Khaled et Arandas sont des réfugiés syriens. Le président turc n’a qu’un souhait : qu’ils repassent de l’autre côté de la frontière. Arandas lui en assez de fuir.

"Quand un homme fuit sa maison, il perd de sa valeur. Je ne parle pas seulement de moi-même, je parle au nom de tous les Syriens déplacés. Nous sommes un peuple opprimé, on est fatigués d’être déplacés. Fatigué de bouger et dépenser de l’argent", indique-t-il. 

Pas de trêve

Khaled nous montre des images de la maison en ruine qu’il a dû quitter en Syrie. Et nous parle de son quotidien en Turquie fait de petits boulots et de remarques racistes. "Du racisme, oui, il y en a. Si tu es réfugié ici, quand tu parles à quelqu’un tu es avant tout un Arabe", affirme-t-il.
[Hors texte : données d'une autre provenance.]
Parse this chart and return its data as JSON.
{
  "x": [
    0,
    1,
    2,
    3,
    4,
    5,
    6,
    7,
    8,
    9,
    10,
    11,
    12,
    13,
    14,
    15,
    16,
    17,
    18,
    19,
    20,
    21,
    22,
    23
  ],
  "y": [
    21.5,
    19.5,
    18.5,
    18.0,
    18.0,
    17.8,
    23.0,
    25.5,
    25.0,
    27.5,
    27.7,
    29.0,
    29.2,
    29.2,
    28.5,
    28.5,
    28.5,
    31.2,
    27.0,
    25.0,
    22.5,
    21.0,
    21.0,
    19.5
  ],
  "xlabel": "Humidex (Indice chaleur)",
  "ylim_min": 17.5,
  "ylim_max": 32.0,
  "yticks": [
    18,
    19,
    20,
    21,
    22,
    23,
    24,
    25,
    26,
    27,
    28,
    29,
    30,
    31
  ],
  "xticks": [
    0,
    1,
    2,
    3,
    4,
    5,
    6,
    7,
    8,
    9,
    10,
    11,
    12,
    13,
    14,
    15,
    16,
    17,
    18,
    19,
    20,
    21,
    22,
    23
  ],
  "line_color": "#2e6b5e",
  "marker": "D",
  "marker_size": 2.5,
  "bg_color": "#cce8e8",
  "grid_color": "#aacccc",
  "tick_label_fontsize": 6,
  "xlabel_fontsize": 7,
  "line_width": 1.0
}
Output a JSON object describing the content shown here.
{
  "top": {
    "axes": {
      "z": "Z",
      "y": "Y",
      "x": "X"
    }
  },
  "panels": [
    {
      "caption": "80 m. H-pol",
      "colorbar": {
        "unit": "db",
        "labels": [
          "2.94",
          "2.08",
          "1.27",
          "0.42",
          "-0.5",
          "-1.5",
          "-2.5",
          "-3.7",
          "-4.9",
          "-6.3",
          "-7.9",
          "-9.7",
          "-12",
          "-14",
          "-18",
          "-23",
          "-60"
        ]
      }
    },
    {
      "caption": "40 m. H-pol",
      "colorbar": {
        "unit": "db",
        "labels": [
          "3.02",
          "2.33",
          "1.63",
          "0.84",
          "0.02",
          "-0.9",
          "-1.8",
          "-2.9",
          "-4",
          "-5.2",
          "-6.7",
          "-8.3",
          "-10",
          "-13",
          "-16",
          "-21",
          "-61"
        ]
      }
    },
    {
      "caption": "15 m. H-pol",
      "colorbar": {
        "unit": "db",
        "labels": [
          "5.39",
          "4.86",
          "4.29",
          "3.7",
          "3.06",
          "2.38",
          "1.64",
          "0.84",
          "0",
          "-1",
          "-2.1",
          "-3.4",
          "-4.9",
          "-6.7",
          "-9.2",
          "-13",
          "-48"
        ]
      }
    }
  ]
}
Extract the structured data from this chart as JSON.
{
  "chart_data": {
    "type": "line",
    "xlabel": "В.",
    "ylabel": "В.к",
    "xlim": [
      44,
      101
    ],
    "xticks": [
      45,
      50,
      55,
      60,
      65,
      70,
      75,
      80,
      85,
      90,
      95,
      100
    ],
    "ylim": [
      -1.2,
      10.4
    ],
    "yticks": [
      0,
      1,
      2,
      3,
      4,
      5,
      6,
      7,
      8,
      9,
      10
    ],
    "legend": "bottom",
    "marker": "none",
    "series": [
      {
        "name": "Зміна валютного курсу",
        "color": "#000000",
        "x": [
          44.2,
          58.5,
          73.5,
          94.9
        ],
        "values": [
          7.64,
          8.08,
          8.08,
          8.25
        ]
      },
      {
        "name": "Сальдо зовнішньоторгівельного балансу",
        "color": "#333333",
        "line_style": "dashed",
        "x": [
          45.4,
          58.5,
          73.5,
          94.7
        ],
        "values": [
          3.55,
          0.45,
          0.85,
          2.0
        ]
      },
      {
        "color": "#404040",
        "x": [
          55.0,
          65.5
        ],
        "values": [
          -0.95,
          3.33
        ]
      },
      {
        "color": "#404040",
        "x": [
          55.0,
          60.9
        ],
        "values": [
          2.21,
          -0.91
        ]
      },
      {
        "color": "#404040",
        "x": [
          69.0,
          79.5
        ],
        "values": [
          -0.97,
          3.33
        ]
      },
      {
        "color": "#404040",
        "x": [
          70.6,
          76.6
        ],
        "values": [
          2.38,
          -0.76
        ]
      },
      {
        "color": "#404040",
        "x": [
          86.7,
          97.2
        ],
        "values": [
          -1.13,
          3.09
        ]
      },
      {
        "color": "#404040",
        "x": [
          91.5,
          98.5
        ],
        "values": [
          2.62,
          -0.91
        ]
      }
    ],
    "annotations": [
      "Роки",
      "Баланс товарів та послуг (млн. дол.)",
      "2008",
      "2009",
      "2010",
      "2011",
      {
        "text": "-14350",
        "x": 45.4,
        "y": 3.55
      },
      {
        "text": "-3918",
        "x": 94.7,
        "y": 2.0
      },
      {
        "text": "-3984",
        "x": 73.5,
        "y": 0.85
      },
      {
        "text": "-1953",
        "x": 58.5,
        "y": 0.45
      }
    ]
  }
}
Il veut avant tout rentrer chez lui. "Je veux revenir chez moi à Deir Ezzor, dans notre ville pour vivre à côté de notre famille, de nos proches", affirme le réfugié. 

Les combats ont redoublé d’intensité mardi. Le président turc refuse pour l’instant la moindre trêve. L'offensive turque a entraîné la mort de 70 civils syriens et de 135 combattants des Forces démocratiques syriennes (FDS) selon l'Observatoire syrien des droits de l'Homme (OSDH), ainsi que 120 combattants pro-turcs et cinq soldats Turcs.